Thursday, October 21, 2010

Pieces of a Funeral

Not really ready to write about much but I do want to share a few things for those of you who were too far away to experience the comfort that was my Moms funeral this past Monday.

My Aunt had heard this song and really resonated with it and brought it to us to share at the funeral. It's incredibly powerful, painful, but fitting.


Here is the picture tribute put together to remember her life in photos.

And these two scripture verses came to the surface

Revelation 21:4 ‘He will wipe every tear from their eyes. There will be no more death’ or mourning or crying or pain, for the old order of things has passed away.

James 1:12 Blessed are those who persevere under trial, because when they have stood the test, they will receive the crown of life that God has promised to those who love him.

It was an incredibly painful hour for me, but I am so thankful that all these pieces and more came together to honor my Mom, attempt to make sense of all of this, and bring comfort to those in attendance.


Tuesday, October 12, 2010

golden calves

So Kel and I are trying to read the bible in 90 days. And its intense. And we are behind. I always seem to start reading plans and then get stuck in Exodus or Leviticus and give up. So I reread Genesis thru Leviticus or so every time. I'm interested in seeing how the bible ends one of these times. I hope we win.

So today in Exodus, I was reading about Moses up on the mountain hearing from God about how things needed to be run in Israelite life pertaining to the ten commandments and the Tabernacle. And from what I understand he was up there a rather long time, about five and half weeks. And during this time the people got antsy, and bored waiting to see what God had in store for them. So they took the next logical step and built some golden calves. Like you do. And God was so pissed off that he wanted to end them. Moses had to talk him out of it and still God withdrew his presence from them so he wouldn't essentially end them by proximity.

Every time I reread Exodus, (which as mentioned above it all the time) I always try to put myself in a place of humility when it comes to the Israelites. No holier than thou attitude here, I make all the dumb moves they did, and some new ones that they hadn't invented yet. So back to the story, they couldn't wait on God to speak for five and a half weeks so they distracted themselves with other gods. And then threw crazy drunken parties to honor their new bovine buddies.

So I am an impatient person and prone to drama and distraction. I do not like waiting on God for big life direction at all, and if a big decision is taking too long I try to force it, my way. I mean our modern culture has us so preprogrammed against patience and waiting that I am surprised the word still exists. Everything is available next to now. Patience I am finding is a lost virtue, dying quickly and in need of revival.

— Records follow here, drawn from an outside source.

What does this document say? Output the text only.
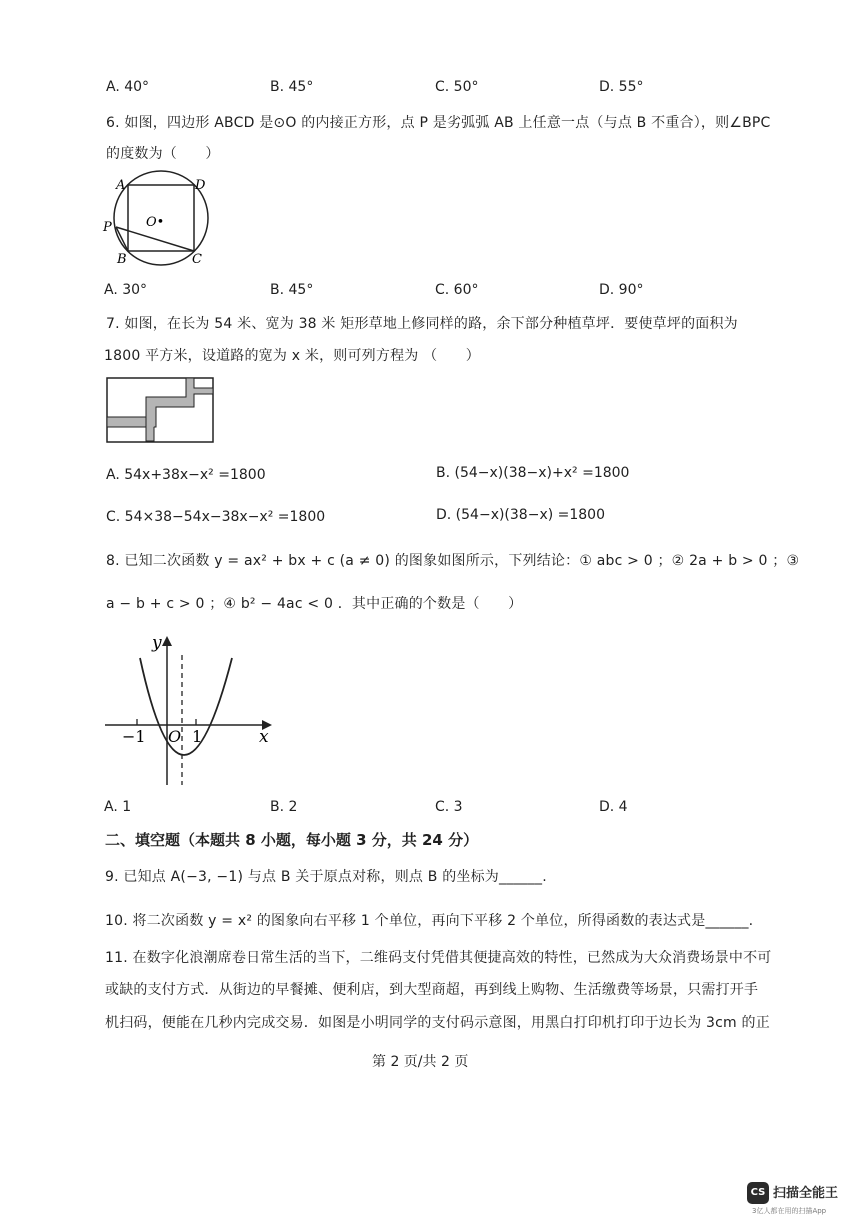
A. 40°	B. 45°	C. 50°	D. 55°
6. 如图，四边形 ABCD 是⊙O 的内接正方形，点 P 是劣弧弧 AB 上任意一点（与点 B 不重合），则∠BPC
的度数为（　　）
A	D
P
B	C
O•
A. 30°	B. 45°	C. 60°	D. 90°
7. 如图，在长为 54 米、宽为 38 米 矩形草地上修同样的路，余下部分种植草坪．要使草坪的面积为
1800 平方米，设道路的宽为 x 米，则可列方程为 （　　）
A. 54x+38x−x² =1800	B. (54−x)(38−x)+x² =1800
C. 54×38−54x−38x−x² =1800	D. (54−x)(38−x) =1800
8. 已知二次函数 y = ax² + bx + c (a ≠ 0) 的图象如图所示，下列结论：① abc > 0 ；② 2a + b > 0 ；③
a − b + c > 0 ；④ b² − 4ac < 0 ．其中正确的个数是（　　）
y
x
O
−1	1
A. 1	B. 2	C. 3	D. 4
二、填空题（本题共 8 小题，每小题 3 分，共 24 分）
9. 已知点 A(−3, −1) 与点 B 关于原点对称，则点 B 的坐标为______.
10. 将二次函数 y = x² 的图象向右平移 1 个单位，再向下平移 2 个单位，所得函数的表达式是______.
11. 在数字化浪潮席卷日常生活的当下，二维码支付凭借其便捷高效的特性，已然成为大众消费场景中不可
或缺的支付方式．从街边的早餐摊、便利店，到大型商超，再到线上购物、生活缴费等场景，只需打开手
机扫码，便能在几秒内完成交易．如图是小明同学的支付码示意图，用黑白打印机打印于边长为 3cm 的正
第 2 页/共 2 页
CS 扫描全能王
3亿人都在用的扫描App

So I was thinking about what my Golden calves may be, what needless and stupid things do I distract myself with when I grow impatient waiting on the Lord? I can tend to jump to conclusions and then work within those conclusions as if they were absolute reality. I also have a small golden calf of what if and worry. I like to paint for myself and my friends all sorts of potential end game scenarios and then build them up to be large and likely outcomes. Either way I busy myself fretting, dramatizing, what-iffing, and eating ice cream. None of which could be adequately described as waiting on the Lord.

Thankfully the story of the Israelites is one of constant death and redemption. And I don't have to live out their exact story line. My story can veer, and it does veer.

And then Moses said

Exodus 33:13 If you are pleased with me, teach me your ways so I may know you and continue to find favor with you. Remember that this nation is your people.” 14 The Lord replied, “My Presence will go with you, and I will give you rest.”

And so tonight I think I'll just pray that, and call it good.